Une bonne idée ne saurait prospérer sans une exploitation consciencieuse. En témoigne le sort malheureux dévolu au Bonheur National Brut (BNB), une méthode prometteuse d’évaluation du niveau de vie qui n’est pas exclusivement étalonnée sur le PIB. Cette approche a été développée, dès le début des années 70’, par le Bhoutan, un royaume minuscule coincé entre le Tibet, le Népal, l’Inde et le Bangladesh – le carrefour de la misère mondiale. Bien qu’immunisée contre le matérialisme triomphant par une puissante tradition bouddhiste, la population bhoutanaise découvre que les valeurs spirituelles ne suffisent pas à nourrir son homme. Et que vivre de la charité de son voisin indien suppose de lui aliéner sa liberté. Ou de se voir couper les vivres. Sous l’influence du tourisme de masse, les jeunes Bhoutanais arbitrent la sagesse bouddhique contre l’alcool, la drogue et les mauvaises manières. Et ils apostasient le BNB contre une poignée de dollars.
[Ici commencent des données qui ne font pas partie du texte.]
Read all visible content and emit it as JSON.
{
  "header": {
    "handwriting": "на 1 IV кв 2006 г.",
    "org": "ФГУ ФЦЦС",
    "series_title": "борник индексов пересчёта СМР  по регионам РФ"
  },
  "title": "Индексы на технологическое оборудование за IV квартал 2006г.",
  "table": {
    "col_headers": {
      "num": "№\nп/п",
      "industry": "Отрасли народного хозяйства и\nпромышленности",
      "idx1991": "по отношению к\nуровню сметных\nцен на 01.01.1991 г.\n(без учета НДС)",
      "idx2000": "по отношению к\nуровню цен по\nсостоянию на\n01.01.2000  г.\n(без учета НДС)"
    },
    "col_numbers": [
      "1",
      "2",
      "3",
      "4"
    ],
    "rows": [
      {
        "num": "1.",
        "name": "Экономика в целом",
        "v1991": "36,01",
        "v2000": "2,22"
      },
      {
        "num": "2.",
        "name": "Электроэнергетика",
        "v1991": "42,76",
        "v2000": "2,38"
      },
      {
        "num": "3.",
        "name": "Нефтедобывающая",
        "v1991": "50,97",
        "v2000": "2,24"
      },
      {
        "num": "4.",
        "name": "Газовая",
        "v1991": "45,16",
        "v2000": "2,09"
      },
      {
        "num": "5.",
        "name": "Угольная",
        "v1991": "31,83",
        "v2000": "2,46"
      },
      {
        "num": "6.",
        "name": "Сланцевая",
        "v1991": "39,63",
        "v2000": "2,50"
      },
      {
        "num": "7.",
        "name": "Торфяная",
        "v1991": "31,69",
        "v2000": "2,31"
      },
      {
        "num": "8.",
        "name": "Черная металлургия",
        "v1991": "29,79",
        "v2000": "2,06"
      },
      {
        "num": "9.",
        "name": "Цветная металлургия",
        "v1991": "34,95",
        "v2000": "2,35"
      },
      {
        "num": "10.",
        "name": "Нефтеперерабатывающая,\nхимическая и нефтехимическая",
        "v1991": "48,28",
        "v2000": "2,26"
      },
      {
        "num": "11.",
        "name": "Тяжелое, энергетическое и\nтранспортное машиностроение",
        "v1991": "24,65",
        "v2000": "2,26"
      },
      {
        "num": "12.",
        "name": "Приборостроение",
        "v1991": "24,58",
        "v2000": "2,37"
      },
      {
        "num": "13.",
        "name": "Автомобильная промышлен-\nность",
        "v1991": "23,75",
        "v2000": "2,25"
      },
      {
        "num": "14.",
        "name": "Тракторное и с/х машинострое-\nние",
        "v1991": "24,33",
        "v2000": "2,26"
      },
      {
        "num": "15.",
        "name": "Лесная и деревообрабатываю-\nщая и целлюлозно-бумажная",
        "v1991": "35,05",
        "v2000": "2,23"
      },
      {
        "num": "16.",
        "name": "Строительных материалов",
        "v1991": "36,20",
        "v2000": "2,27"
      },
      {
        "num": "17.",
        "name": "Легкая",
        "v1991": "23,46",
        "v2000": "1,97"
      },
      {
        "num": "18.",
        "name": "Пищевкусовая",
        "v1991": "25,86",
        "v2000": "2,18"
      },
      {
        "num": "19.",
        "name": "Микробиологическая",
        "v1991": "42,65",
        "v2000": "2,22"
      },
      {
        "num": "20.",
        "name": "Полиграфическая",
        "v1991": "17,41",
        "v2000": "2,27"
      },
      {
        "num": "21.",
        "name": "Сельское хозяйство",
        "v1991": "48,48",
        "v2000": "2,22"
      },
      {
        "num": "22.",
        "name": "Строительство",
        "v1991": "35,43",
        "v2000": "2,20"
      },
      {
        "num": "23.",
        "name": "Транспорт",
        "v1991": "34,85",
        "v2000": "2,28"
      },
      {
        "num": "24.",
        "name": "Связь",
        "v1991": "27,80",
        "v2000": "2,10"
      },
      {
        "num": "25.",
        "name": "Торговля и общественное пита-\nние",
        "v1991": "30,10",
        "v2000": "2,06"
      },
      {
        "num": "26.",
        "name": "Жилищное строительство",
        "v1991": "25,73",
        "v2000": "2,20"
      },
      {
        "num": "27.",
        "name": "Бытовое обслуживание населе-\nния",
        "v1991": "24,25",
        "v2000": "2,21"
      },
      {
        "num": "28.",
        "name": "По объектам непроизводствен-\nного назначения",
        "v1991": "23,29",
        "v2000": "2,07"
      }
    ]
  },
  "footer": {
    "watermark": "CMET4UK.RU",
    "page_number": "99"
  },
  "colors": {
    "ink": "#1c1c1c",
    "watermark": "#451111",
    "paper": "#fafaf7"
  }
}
Car c’est difficile de glorifier la parcimonie quand on manque de tout.

La recette du jour

Bouddhisme en kit

Vous êtes conscient de l’inconséquence de votre mode de vie. De l’absurdité du gaspillage et de la frénésie d’accumulation. De la sacralisation de l’avoir au détriment de l’être. Vous êtes mûr pour le bouddhisme, la méditation et la contemplation. Comme vous avez déjà tout, ce sera facile. Si vous étiez Bhoutanais, ce serait autrement héroïque.